Step infinity: protect against user-input/error handling

gtExtras + create graph

plot_out <- ggplot(data = NULL, aes(x = vals, y = factor("1"))) +
  geom_col(width = 0.1, color = palette[1], fill = palette[1]) +
  geom_vline(
    xintercept = target_vals, color = palette[2], size = 1.5,
    alpha = 0.7
  ) +
  geom_vline(xintercept = 0, color = "black", size = 1) +
  theme_void() +
  coord_cartesian(xlim = c(0, max_val)) +
  scale_x_continuous(expand = expansion(mult = c(0, 0.15))) +
  scale_y_discrete(expand = expansion(mult = c(0.1, 0.1))) +
  theme_void() +
  theme(
    legend.position = "none",
    plot.margin = margin(0, 0, 0, 0, "pt"),
    plot.background = element_blank(),
    panel.background = element_blank()
  )

gtExtras + save/read

out_name <- file.path(tempfile(
  pattern = "file", tmpdir = tempdir(),
  fileext = ".svg"
))

ggsave(out_name,
  plot = plot_out, dpi = 25.4, height = 5, width = width,
  units = "mm", device = "svg"
)

img_plot <- readLines(out_name) %>%
  paste0(collapse = "") %>%
  gt::html()

gtExtras + gt

gt_plt_bullet <- function(gt_object, column = NULL, target = NULL, width = 65,
                          palette = c("grey", "red")) {

  # extract the values from specified columns
  all_vals <- gt_index(gt_object, {{ column }})

  max_val <- max(all_vals, na.rm = TRUE)
  length_val <- length(all_vals)

  target_vals <- gt_index(gt_object, {{ target }})

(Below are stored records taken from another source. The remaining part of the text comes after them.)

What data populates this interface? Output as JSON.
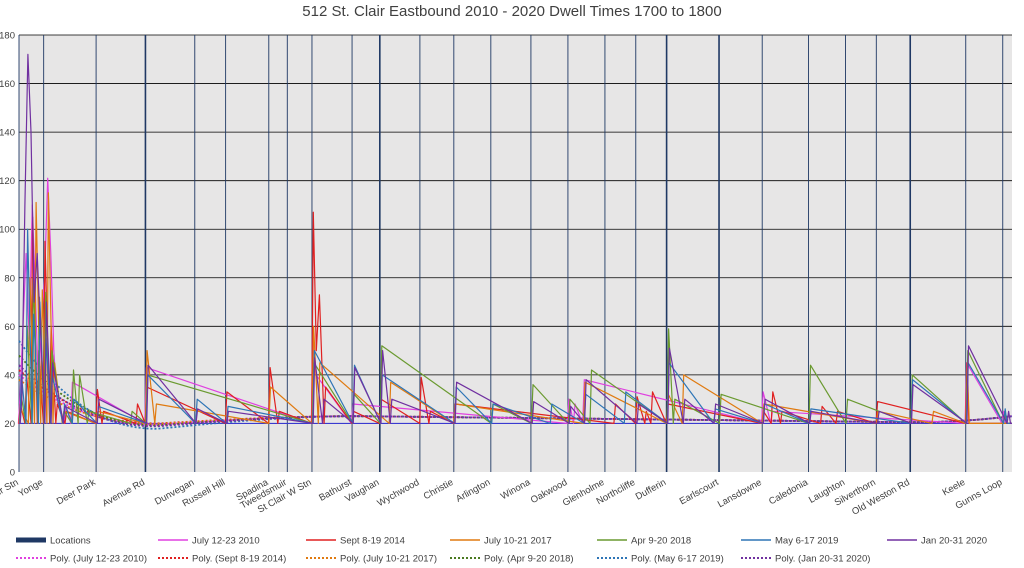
{
  "chart_data": {
    "type": "line",
    "title": "512 St. Clair Eastbound 2010 - 2020 Dwell Times 1700 to 1800",
    "xlabel": "",
    "ylabel": "",
    "ylim": [
      0,
      180
    ],
    "yticks": [
      0,
      20,
      40,
      60,
      80,
      100,
      120,
      140,
      160,
      180
    ],
    "grid": true,
    "legend_position": "bottom",
    "location_marker_series": "Locations",
    "stops": [
      {
        "name": "St Clair Stn",
        "x": 0,
        "major": false
      },
      {
        "name": "Yonge",
        "x": 8,
        "major": false
      },
      {
        "name": "Deer Park",
        "x": 25,
        "major": false
      },
      {
        "name": "Avenue Rd",
        "x": 41,
        "major": true
      },
      {
        "name": "Dunvegan",
        "x": 57,
        "major": false
      },
      {
        "name": "Russell Hill",
        "x": 67,
        "major": false
      },
      {
        "name": "Spadina",
        "x": 81,
        "major": false
      },
      {
        "name": "Tweedsmuir",
        "x": 87,
        "major": false
      },
      {
        "name": "St Clair W Stn",
        "x": 95,
        "major": false
      },
      {
        "name": "Bathurst",
        "x": 108,
        "major": false
      },
      {
        "name": "Vaughan",
        "x": 117,
        "major": true
      },
      {
        "name": "Wychwood",
        "x": 130,
        "major": false
      },
      {
        "name": "Christie",
        "x": 141,
        "major": false
      },
      {
        "name": "Arlington",
        "x": 153,
        "major": false
      },
      {
        "name": "Winona",
        "x": 166,
        "major": false
      },
      {
        "name": "Oakwood",
        "x": 178,
        "major": false
      },
      {
        "name": "Glenholme",
        "x": 190,
        "major": false
      },
      {
        "name": "Northcliffe",
        "x": 200,
        "major": false
      },
      {
        "name": "Dufferin",
        "x": 210,
        "major": true
      },
      {
        "name": "Earlscourt",
        "x": 227,
        "major": true
      },
      {
        "name": "Lansdowne",
        "x": 241,
        "major": false
      },
      {
        "name": "Caledonia",
        "x": 256,
        "major": false
      },
      {
        "name": "Laughton",
        "x": 268,
        "major": false
      },
      {
        "name": "Silverthorn",
        "x": 278,
        "major": false
      },
      {
        "name": "Old Weston Rd",
        "x": 289,
        "major": true
      },
      {
        "name": "Keele",
        "x": 307,
        "major": false
      },
      {
        "name": "Gunns Loop",
        "x": 319,
        "major": false
      }
    ],
    "x_range": [
      0,
      322
    ],
    "base_y": 20,
    "series": [
      {
        "name": "July 12-23 2010",
        "color": "#e040e0",
        "peaks": [
          [
            0,
            30
          ],
          [
            1,
            60
          ],
          [
            2,
            90
          ],
          [
            3,
            55
          ],
          [
            4,
            110
          ],
          [
            5,
            75
          ],
          [
            6,
            35
          ],
          [
            7,
            60
          ],
          [
            8,
            80
          ],
          [
            9,
            121
          ],
          [
            10,
            90
          ],
          [
            11,
            50
          ],
          [
            12,
            30
          ],
          [
            13,
            25
          ],
          [
            15,
            27
          ],
          [
            17,
            37
          ],
          [
            41,
            43
          ],
          [
            95,
            55
          ],
          [
            96,
            40
          ],
          [
            108,
            28
          ],
          [
            178,
            30
          ],
          [
            180,
            28
          ],
          [
            183,
            38
          ],
          [
            241,
            33
          ],
          [
            244,
            25
          ],
          [
            307,
            45
          ],
          [
            319,
            25
          ]
        ]
      },
      {
        "name": "Sept 8-19 2014",
        "color": "#e02020",
        "peaks": [
          [
            0,
            28
          ],
          [
            2,
            40
          ],
          [
            4,
            105
          ],
          [
            6,
            50
          ],
          [
            8,
            95
          ],
          [
            10,
            60
          ],
          [
            12,
            28
          ],
          [
            15,
            25
          ],
          [
            25,
            34
          ],
          [
            27,
            25
          ],
          [
            38,
            28
          ],
          [
            41,
            35
          ],
          [
            67,
            33
          ],
          [
            81,
            43
          ],
          [
            84,
            25
          ],
          [
            95,
            107
          ],
          [
            96,
            50
          ],
          [
            97,
            73
          ],
          [
            99,
            35
          ],
          [
            108,
            25
          ],
          [
            117,
            30
          ],
          [
            130,
            39
          ],
          [
            133,
            25
          ],
          [
            141,
            28
          ],
          [
            193,
            28
          ],
          [
            200,
            31
          ],
          [
            203,
            25
          ],
          [
            205,
            33
          ],
          [
            210,
            28
          ],
          [
            241,
            25
          ],
          [
            244,
            33
          ],
          [
            247,
            25
          ],
          [
            260,
            27
          ],
          [
            265,
            25
          ],
          [
            278,
            29
          ],
          [
            307,
            45
          ]
        ]
      },
      {
        "name": "July 10-21 2017",
        "color": "#e07a10",
        "peaks": [
          [
            0,
            26
          ],
          [
            3,
            80
          ],
          [
            5,
            111
          ],
          [
            7,
            75
          ],
          [
            9,
            115
          ],
          [
            11,
            45
          ],
          [
            14,
            25
          ],
          [
            25,
            25
          ],
          [
            41,
            50
          ],
          [
            44,
            28
          ],
          [
            81,
            35
          ],
          [
            95,
            60
          ],
          [
            97,
            45
          ],
          [
            120,
            37
          ],
          [
            141,
            28
          ],
          [
            183,
            37
          ],
          [
            210,
            32
          ],
          [
            215,
            40
          ],
          [
            241,
            28
          ],
          [
            278,
            25
          ],
          [
            296,
            25
          ],
          [
            307,
            42
          ]
        ]
      },
      {
        "name": "Apr 9-20 2018",
        "color": "#6a9a30",
        "peaks": [
          [
            0,
            32
          ],
          [
            2,
            60
          ],
          [
            4,
            80
          ],
          [
            6,
            72
          ],
          [
            8,
            74
          ],
          [
            10,
            50
          ],
          [
            14,
            25
          ],
          [
            17,
            42
          ],
          [
            19,
            40
          ],
          [
            22,
            25
          ],
          [
            36,
            25
          ],
          [
            41,
            40
          ],
          [
            95,
            45
          ],
          [
            108,
            32
          ],
          [
            117,
            52
          ],
          [
            153,
            28
          ],
          [
            166,
            36
          ],
          [
            178,
            30
          ],
          [
            185,
            42
          ],
          [
            210,
            59
          ],
          [
            212,
            30
          ],
          [
            227,
            32
          ],
          [
            256,
            44
          ],
          [
            268,
            30
          ],
          [
            289,
            40
          ],
          [
            307,
            50
          ],
          [
            319,
            25
          ]
        ]
      },
      {
        "name": "May 6-17 2019",
        "color": "#2e75b6",
        "peaks": [
          [
            0,
            40
          ],
          [
            2,
            100
          ],
          [
            4,
            65
          ],
          [
            6,
            70
          ],
          [
            8,
            55
          ],
          [
            10,
            40
          ],
          [
            14,
            28
          ],
          [
            17,
            30
          ],
          [
            25,
            27
          ],
          [
            41,
            40
          ],
          [
            57,
            30
          ],
          [
            67,
            27
          ],
          [
            95,
            50
          ],
          [
            108,
            44
          ],
          [
            117,
            40
          ],
          [
            141,
            35
          ],
          [
            153,
            28
          ],
          [
            172,
            28
          ],
          [
            183,
            32
          ],
          [
            196,
            33
          ],
          [
            210,
            45
          ],
          [
            225,
            26
          ],
          [
            241,
            28
          ],
          [
            256,
            26
          ],
          [
            289,
            38
          ],
          [
            307,
            45
          ],
          [
            319,
            26
          ]
        ]
      },
      {
        "name": "Jan 20-31 2020",
        "color": "#7030a0",
        "peaks": [
          [
            0,
            30
          ],
          [
            1,
            110
          ],
          [
            2,
            172
          ],
          [
            3,
            140
          ],
          [
            4,
            70
          ],
          [
            5,
            90
          ],
          [
            6,
            60
          ],
          [
            8,
            70
          ],
          [
            10,
            45
          ],
          [
            14,
            27
          ],
          [
            25,
            30
          ],
          [
            41,
            44
          ],
          [
            57,
            26
          ],
          [
            67,
            25
          ],
          [
            95,
            47
          ],
          [
            98,
            30
          ],
          [
            108,
            43
          ],
          [
            117,
            50
          ],
          [
            120,
            30
          ],
          [
            141,
            37
          ],
          [
            166,
            29
          ],
          [
            178,
            27
          ],
          [
            183,
            38
          ],
          [
            200,
            28
          ],
          [
            210,
            51
          ],
          [
            215,
            30
          ],
          [
            225,
            28
          ],
          [
            241,
            30
          ],
          [
            256,
            25
          ],
          [
            278,
            25
          ],
          [
            289,
            36
          ],
          [
            307,
            52
          ],
          [
            320,
            25
          ]
        ]
      }
    ],
    "trendlines": [
      {
        "name": "Poly. (July 12-23 2010)",
        "color": "#e040e0",
        "start": 40,
        "dip": 19.5
      },
      {
        "name": "Poly. (Sept 8-19 2014)",
        "color": "#e02020",
        "start": 42,
        "dip": 20
      },
      {
        "name": "Poly. (July 10-21 2017)",
        "color": "#e07a10",
        "start": 38,
        "dip": 19.8
      },
      {
        "name": "Poly. (Apr 9-20 2018)",
        "color": "#4a7a20",
        "start": 48,
        "dip": 19.2
      },
      {
        "name": "Poly. (May 6-17 2019)",
        "color": "#2e75b6",
        "start": 54,
        "dip": 17.8
      },
      {
        "name": "Poly. (Jan 20-31 2020)",
        "color": "#7030a0",
        "start": 44,
        "dip": 18.8
      }
    ],
    "legend": {
      "row1": [
        {
          "label": "Locations",
          "color": "#1f3864",
          "style": "solid-thick"
        },
        {
          "label": "July 12-23 2010",
          "color": "#e040e0",
          "style": "solid"
        },
        {
          "label": "Sept 8-19 2014",
          "color": "#e02020",
          "style": "solid"
        },
        {
          "label": "July 10-21 2017",
          "color": "#e07a10",
          "style": "solid"
        },
        {
          "label": "Apr 9-20 2018",
          "color": "#6a9a30",
          "style": "solid"
        },
        {
          "label": "May 6-17 2019",
          "color": "#2e75b6",
          "style": "solid"
        },
        {
          "label": "Jan 20-31 2020",
          "color": "#7030a0",
          "style": "solid"
        }
      ],
      "row2": [
        {
          "label": "Poly. (July 12-23 2010)",
          "color": "#e040e0",
          "style": "dotted"
        },
        {
          "label": "Poly. (Sept 8-19 2014)",
          "color": "#e02020",
          "style": "dotted"
        },
        {
          "label": "Poly. (July 10-21 2017)",
          "color": "#e07a10",
          "style": "dotted"
        },
        {
          "label": "Poly. (Apr 9-20 2018)",
          "color": "#4a7a20",
          "style": "dotted"
        },
        {
          "label": "Poly. (May 6-17 2019)",
          "color": "#2e75b6",
          "style": "dotted"
        },
        {
          "label": "Poly. (Jan 20-31 2020)",
          "color": "#7030a0",
          "style": "dotted"
        }
      ]
    }
  }
}
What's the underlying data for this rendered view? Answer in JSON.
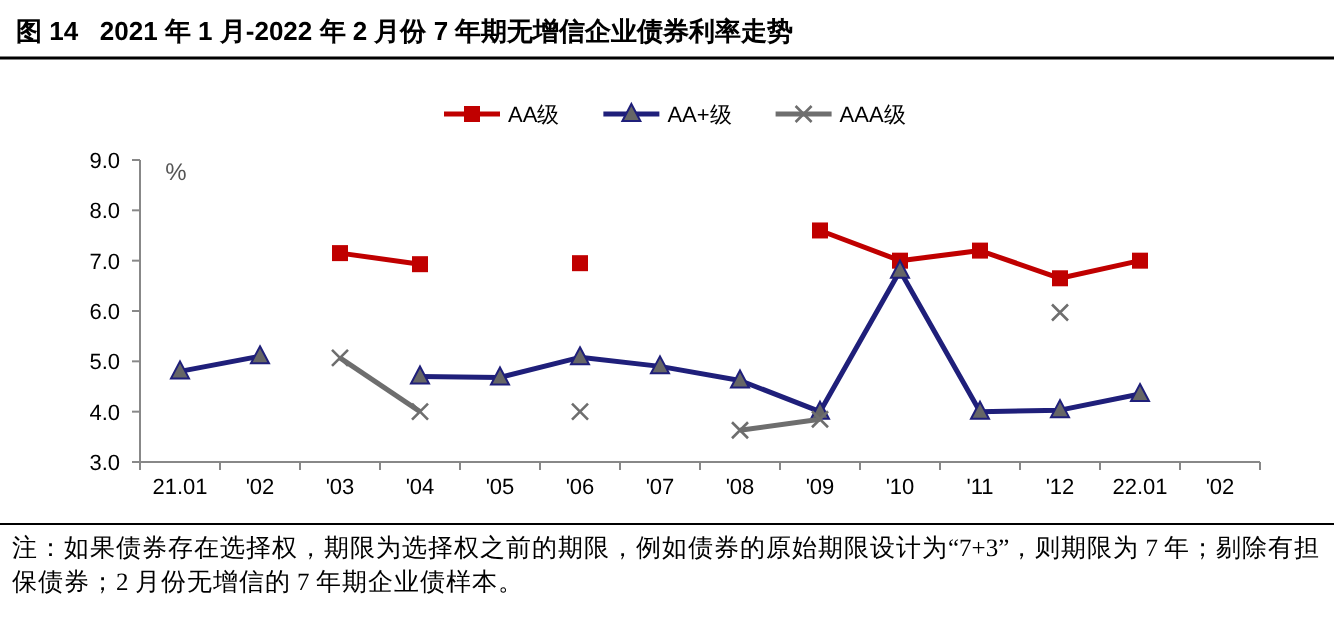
{
  "chart_data": {
    "type": "line",
    "title": "图 14   2021 年 1 月-2022 年 2 月份 7 年期无增信企业债券利率走势",
    "ylabel": "%",
    "categories": [
      "21.01",
      "'02",
      "'03",
      "'04",
      "'05",
      "'06",
      "'07",
      "'08",
      "'09",
      "'10",
      "'11",
      "'12",
      "22.01",
      "'02"
    ],
    "series": [
      {
        "name": "AA级",
        "color": "#c00000",
        "marker": "square",
        "values": [
          null,
          null,
          7.15,
          6.93,
          null,
          6.95,
          null,
          null,
          7.6,
          7.0,
          7.2,
          6.65,
          7.0,
          null
        ]
      },
      {
        "name": "AA+级",
        "color": "#1f1f7a",
        "marker": "triangle",
        "values": [
          4.8,
          5.1,
          null,
          4.7,
          4.68,
          5.08,
          4.9,
          4.62,
          4.0,
          6.8,
          4.0,
          4.03,
          4.35,
          null
        ]
      },
      {
        "name": "AAA级",
        "color": "#6e6e6e",
        "marker": "cross",
        "values": [
          null,
          null,
          5.07,
          4.0,
          null,
          4.0,
          null,
          3.63,
          3.85,
          null,
          null,
          5.97,
          null,
          null
        ]
      }
    ],
    "ylim": [
      3,
      9
    ],
    "yticks": [
      {
        "value": 3,
        "label": "3.0"
      },
      {
        "value": 4,
        "label": "4.0"
      },
      {
        "value": 5,
        "label": "5.0"
      },
      {
        "value": 6,
        "label": "6.0"
      },
      {
        "value": 7,
        "label": "7.0"
      },
      {
        "value": 8,
        "label": "8.0"
      },
      {
        "value": 9,
        "label": "9.0"
      }
    ],
    "legend": "top",
    "grid": false,
    "line_style": "solid",
    "annotations": [
      "注：如果债券存在选择权，期限为选择权之前的期限，例如债券的原始期限设计为“7+3”，则期限为 7 年；剔除有担保债券；2 月份无增信的 7 年期企业债样本。"
    ]
  }
}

  col_bare <- gt_index(gt_object, {{ column }}, as_vector = FALSE) %>%
    dplyr::select({{ column }}) %>%
    names()

  tab_out <- gt_object %>%
    text_transform(
      locations = cells_body({{ column }}),
      fn = function(x) {
        bar_fx <- function(vals, target_vals) {
          ...plotting_code...
          ...write_read_code...
          img_plot
        }
        tab_built <- mapply(bar_fx, all_vals, target_vals)
        tab_built
      }
    ) %>%
    gt::cols_align(align = "left", columns = {{ column }}) %>%
    gt::cols_hide({{ target }})

  tab_out
}

You can write your own gt “extra” functions!